Silicon dioxide at high temperatures interacts with silicon, resulting in a gaseous monoxide: Si + SiO2 → 2SiO ↑.

Most often, silicon oxide SiO2 is used to produce elemental silicon. The process of interaction with elemental carbon proceeds at high temperature in an electric arc furnace: 2C + SiO2 → Si + 2CO. It is quite energy intensive. However, its product is used in semiconductor technology for the manufacture of solar cells (convert light energy into electrical energy). Pure Si is also used in metallurgy (in the production of heat-resistant and acid-resistant silicon steels). Thus obtained elemental silicon is necessary to obtain pure silicon dioxide, which is of great importance for a number of industries. Natural SiO2 is used in the form of sand in those industries where its high purity is not required.

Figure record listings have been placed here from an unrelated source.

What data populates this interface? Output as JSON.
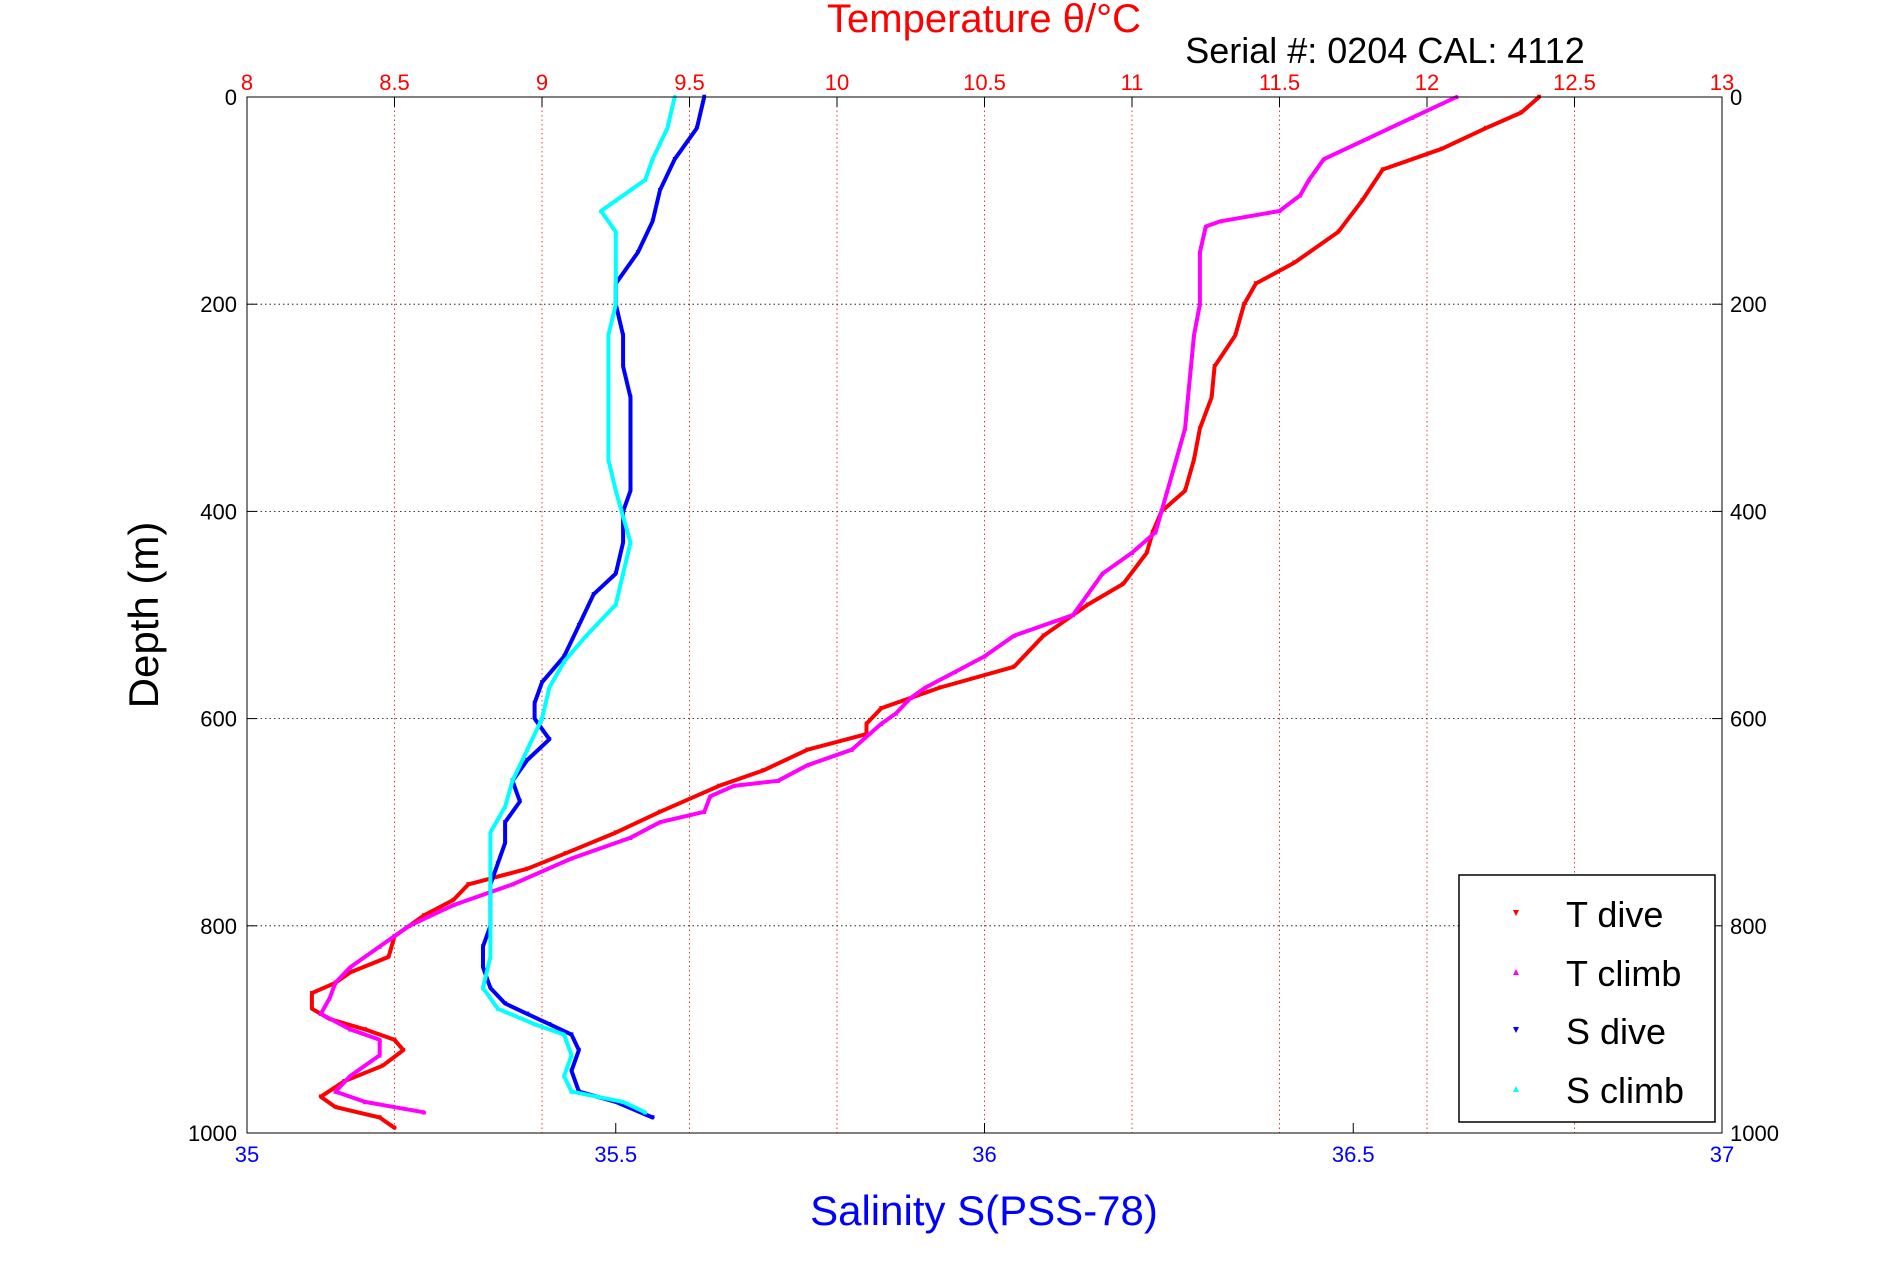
{
  "chart_data": {
    "type": "scatter",
    "title": "Temperature θ/°C",
    "subtitle": "Serial #: 0204  CAL: 4112",
    "ylabel": "Depth (m)",
    "xlabel": "Salinity S(PSS-78)",
    "top_axis_label": "Temperature θ/°C",
    "ylim": [
      0,
      1000
    ],
    "y_reversed": true,
    "y_ticks": [
      "0",
      "200",
      "400",
      "600",
      "800",
      "1000"
    ],
    "temperature_axis": {
      "lim": [
        8,
        13
      ],
      "ticks": [
        "8",
        "8.5",
        "9",
        "9.5",
        "10",
        "10.5",
        "11",
        "11.5",
        "12",
        "12.5",
        "13"
      ],
      "position": "top",
      "color": "#ff0000"
    },
    "salinity_axis": {
      "lim": [
        35,
        37
      ],
      "ticks": [
        "35",
        "35.5",
        "36",
        "36.5",
        "37"
      ],
      "position": "bottom",
      "color": "#0000ff"
    },
    "grid": true,
    "legend_position": "bottom-right",
    "series": [
      {
        "name": "T dive",
        "axis": "temperature",
        "color": "#ff0000",
        "marker": "triangle-down",
        "points": [
          [
            12.38,
            0
          ],
          [
            12.32,
            15
          ],
          [
            12.2,
            30
          ],
          [
            12.05,
            50
          ],
          [
            11.85,
            70
          ],
          [
            11.78,
            100
          ],
          [
            11.7,
            130
          ],
          [
            11.55,
            160
          ],
          [
            11.42,
            180
          ],
          [
            11.38,
            200
          ],
          [
            11.35,
            230
          ],
          [
            11.28,
            260
          ],
          [
            11.27,
            290
          ],
          [
            11.23,
            320
          ],
          [
            11.21,
            350
          ],
          [
            11.18,
            380
          ],
          [
            11.1,
            400
          ],
          [
            11.07,
            420
          ],
          [
            11.05,
            440
          ],
          [
            10.97,
            470
          ],
          [
            10.85,
            490
          ],
          [
            10.7,
            520
          ],
          [
            10.6,
            550
          ],
          [
            10.35,
            570
          ],
          [
            10.15,
            590
          ],
          [
            10.1,
            605
          ],
          [
            10.1,
            615
          ],
          [
            9.9,
            630
          ],
          [
            9.75,
            650
          ],
          [
            9.6,
            665
          ],
          [
            9.4,
            690
          ],
          [
            9.25,
            710
          ],
          [
            9.08,
            730
          ],
          [
            8.95,
            745
          ],
          [
            8.75,
            760
          ],
          [
            8.7,
            775
          ],
          [
            8.6,
            790
          ],
          [
            8.5,
            810
          ],
          [
            8.48,
            830
          ],
          [
            8.35,
            845
          ],
          [
            8.3,
            855
          ],
          [
            8.22,
            865
          ],
          [
            8.22,
            880
          ],
          [
            8.28,
            890
          ],
          [
            8.4,
            900
          ],
          [
            8.5,
            910
          ],
          [
            8.53,
            920
          ],
          [
            8.46,
            935
          ],
          [
            8.33,
            950
          ],
          [
            8.25,
            965
          ],
          [
            8.3,
            975
          ],
          [
            8.45,
            985
          ],
          [
            8.5,
            995
          ]
        ]
      },
      {
        "name": "T climb",
        "axis": "temperature",
        "color": "#ff00ff",
        "marker": "triangle-up",
        "points": [
          [
            12.1,
            0
          ],
          [
            11.95,
            20
          ],
          [
            11.8,
            40
          ],
          [
            11.65,
            60
          ],
          [
            11.6,
            80
          ],
          [
            11.57,
            95
          ],
          [
            11.5,
            110
          ],
          [
            11.3,
            120
          ],
          [
            11.25,
            125
          ],
          [
            11.23,
            150
          ],
          [
            11.23,
            200
          ],
          [
            11.21,
            230
          ],
          [
            11.2,
            260
          ],
          [
            11.19,
            290
          ],
          [
            11.18,
            320
          ],
          [
            11.15,
            350
          ],
          [
            11.12,
            380
          ],
          [
            11.1,
            400
          ],
          [
            11.08,
            420
          ],
          [
            11.0,
            440
          ],
          [
            10.9,
            460
          ],
          [
            10.85,
            480
          ],
          [
            10.8,
            500
          ],
          [
            10.6,
            520
          ],
          [
            10.5,
            540
          ],
          [
            10.4,
            555
          ],
          [
            10.3,
            570
          ],
          [
            10.25,
            580
          ],
          [
            10.2,
            595
          ],
          [
            10.15,
            605
          ],
          [
            10.05,
            630
          ],
          [
            9.9,
            645
          ],
          [
            9.8,
            660
          ],
          [
            9.65,
            665
          ],
          [
            9.57,
            675
          ],
          [
            9.55,
            690
          ],
          [
            9.4,
            700
          ],
          [
            9.3,
            715
          ],
          [
            9.1,
            735
          ],
          [
            8.9,
            760
          ],
          [
            8.7,
            780
          ],
          [
            8.55,
            800
          ],
          [
            8.45,
            820
          ],
          [
            8.35,
            840
          ],
          [
            8.3,
            855
          ],
          [
            8.28,
            870
          ],
          [
            8.25,
            885
          ],
          [
            8.35,
            900
          ],
          [
            8.45,
            910
          ],
          [
            8.45,
            925
          ],
          [
            8.35,
            945
          ],
          [
            8.3,
            960
          ],
          [
            8.4,
            970
          ],
          [
            8.6,
            980
          ]
        ]
      },
      {
        "name": "S dive",
        "axis": "salinity",
        "color": "#0000ff",
        "marker": "triangle-down",
        "points": [
          [
            35.62,
            0
          ],
          [
            35.61,
            30
          ],
          [
            35.58,
            60
          ],
          [
            35.56,
            90
          ],
          [
            35.55,
            120
          ],
          [
            35.53,
            150
          ],
          [
            35.5,
            180
          ],
          [
            35.5,
            200
          ],
          [
            35.51,
            230
          ],
          [
            35.51,
            260
          ],
          [
            35.52,
            290
          ],
          [
            35.52,
            320
          ],
          [
            35.52,
            350
          ],
          [
            35.52,
            380
          ],
          [
            35.51,
            400
          ],
          [
            35.51,
            430
          ],
          [
            35.5,
            460
          ],
          [
            35.47,
            480
          ],
          [
            35.45,
            510
          ],
          [
            35.43,
            540
          ],
          [
            35.4,
            565
          ],
          [
            35.39,
            585
          ],
          [
            35.39,
            600
          ],
          [
            35.41,
            620
          ],
          [
            35.38,
            640
          ],
          [
            35.36,
            660
          ],
          [
            35.37,
            680
          ],
          [
            35.35,
            700
          ],
          [
            35.35,
            720
          ],
          [
            35.34,
            740
          ],
          [
            35.33,
            760
          ],
          [
            35.33,
            780
          ],
          [
            35.33,
            800
          ],
          [
            35.32,
            820
          ],
          [
            35.32,
            840
          ],
          [
            35.33,
            860
          ],
          [
            35.35,
            875
          ],
          [
            35.38,
            885
          ],
          [
            35.41,
            895
          ],
          [
            35.44,
            905
          ],
          [
            35.45,
            920
          ],
          [
            35.44,
            940
          ],
          [
            35.45,
            960
          ],
          [
            35.5,
            970
          ],
          [
            35.55,
            985
          ]
        ]
      },
      {
        "name": "S climb",
        "axis": "salinity",
        "color": "#00ffff",
        "marker": "triangle-up",
        "points": [
          [
            35.58,
            0
          ],
          [
            35.57,
            30
          ],
          [
            35.55,
            60
          ],
          [
            35.54,
            80
          ],
          [
            35.5,
            100
          ],
          [
            35.48,
            110
          ],
          [
            35.5,
            130
          ],
          [
            35.5,
            200
          ],
          [
            35.49,
            230
          ],
          [
            35.49,
            260
          ],
          [
            35.49,
            290
          ],
          [
            35.49,
            320
          ],
          [
            35.49,
            350
          ],
          [
            35.5,
            380
          ],
          [
            35.51,
            405
          ],
          [
            35.52,
            430
          ],
          [
            35.51,
            460
          ],
          [
            35.5,
            490
          ],
          [
            35.46,
            520
          ],
          [
            35.43,
            545
          ],
          [
            35.41,
            570
          ],
          [
            35.4,
            600
          ],
          [
            35.38,
            630
          ],
          [
            35.36,
            660
          ],
          [
            35.35,
            685
          ],
          [
            35.33,
            710
          ],
          [
            35.33,
            740
          ],
          [
            35.33,
            770
          ],
          [
            35.33,
            800
          ],
          [
            35.33,
            830
          ],
          [
            35.32,
            860
          ],
          [
            35.34,
            880
          ],
          [
            35.39,
            895
          ],
          [
            35.43,
            905
          ],
          [
            35.44,
            925
          ],
          [
            35.43,
            945
          ],
          [
            35.44,
            960
          ],
          [
            35.51,
            970
          ],
          [
            35.54,
            980
          ]
        ]
      }
    ]
  }
}
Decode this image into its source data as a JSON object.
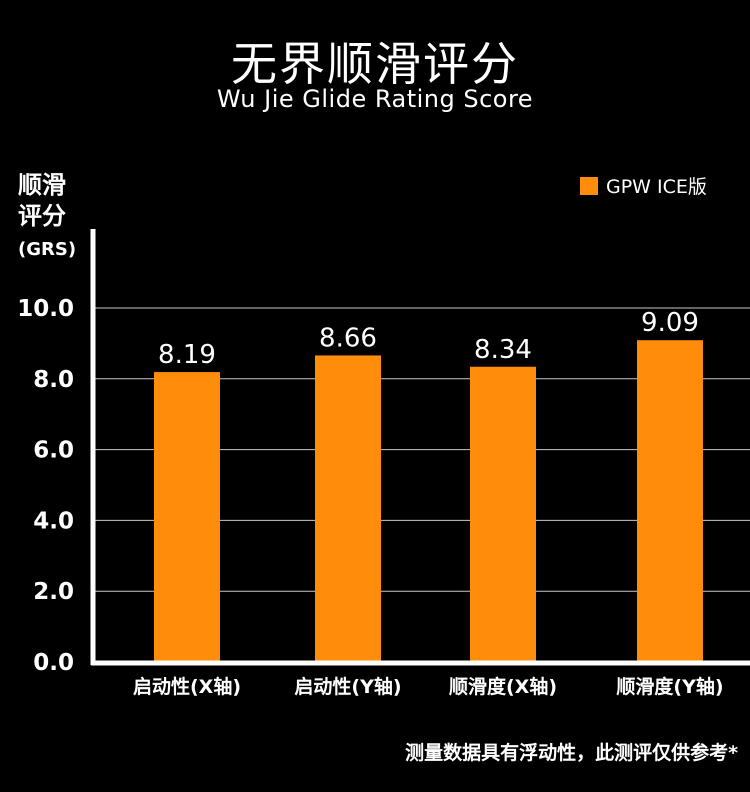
{
  "colors": {
    "background": "#000000",
    "bar": "#ff8c0a",
    "axis": "#ffffff",
    "grid": "#c8c8c8"
  },
  "chart_data": {
    "type": "bar",
    "title": "无界顺滑评分",
    "subtitle": "Wu Jie Glide Rating Score",
    "ylabel": [
      "顺滑",
      "评分",
      "(GRS)"
    ],
    "categories": [
      "启动性(X轴)",
      "启动性(Y轴)",
      "顺滑度(X轴)",
      "顺滑度(Y轴)"
    ],
    "series": [
      {
        "name": "GPW ICE版",
        "values": [
          8.19,
          8.66,
          8.34,
          9.09
        ]
      }
    ],
    "data_labels": [
      "8.19",
      "8.66",
      "8.34",
      "9.09"
    ],
    "yticks": [
      "0.0",
      "2.0",
      "4.0",
      "6.0",
      "8.0",
      "10.0"
    ],
    "ylim": [
      0,
      10
    ],
    "grid": true,
    "legend_position": "top-right"
  },
  "footnote": "测量数据具有浮动性，此测评仅供参考*"
}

When inhaling finely divided dust of crystalline SiO2, even in very small quantities (up to 0.1 mg / m³), ​​silicosis, bronchitis or cancer can develop over time. Dust becomes dangerous when it enters the lungs, constantly annoying them, thereby reducing their function. In the human body, silicon oxide in the form of crystalline particles does not dissolve during clinically significant periods of time. This effect can create a risk of occupational disease for people working with sandblasting equipment or products that contain crystalline silica powder. Children, asthmatics of any age, suffering from allergies, as well as older people can get sick much faster.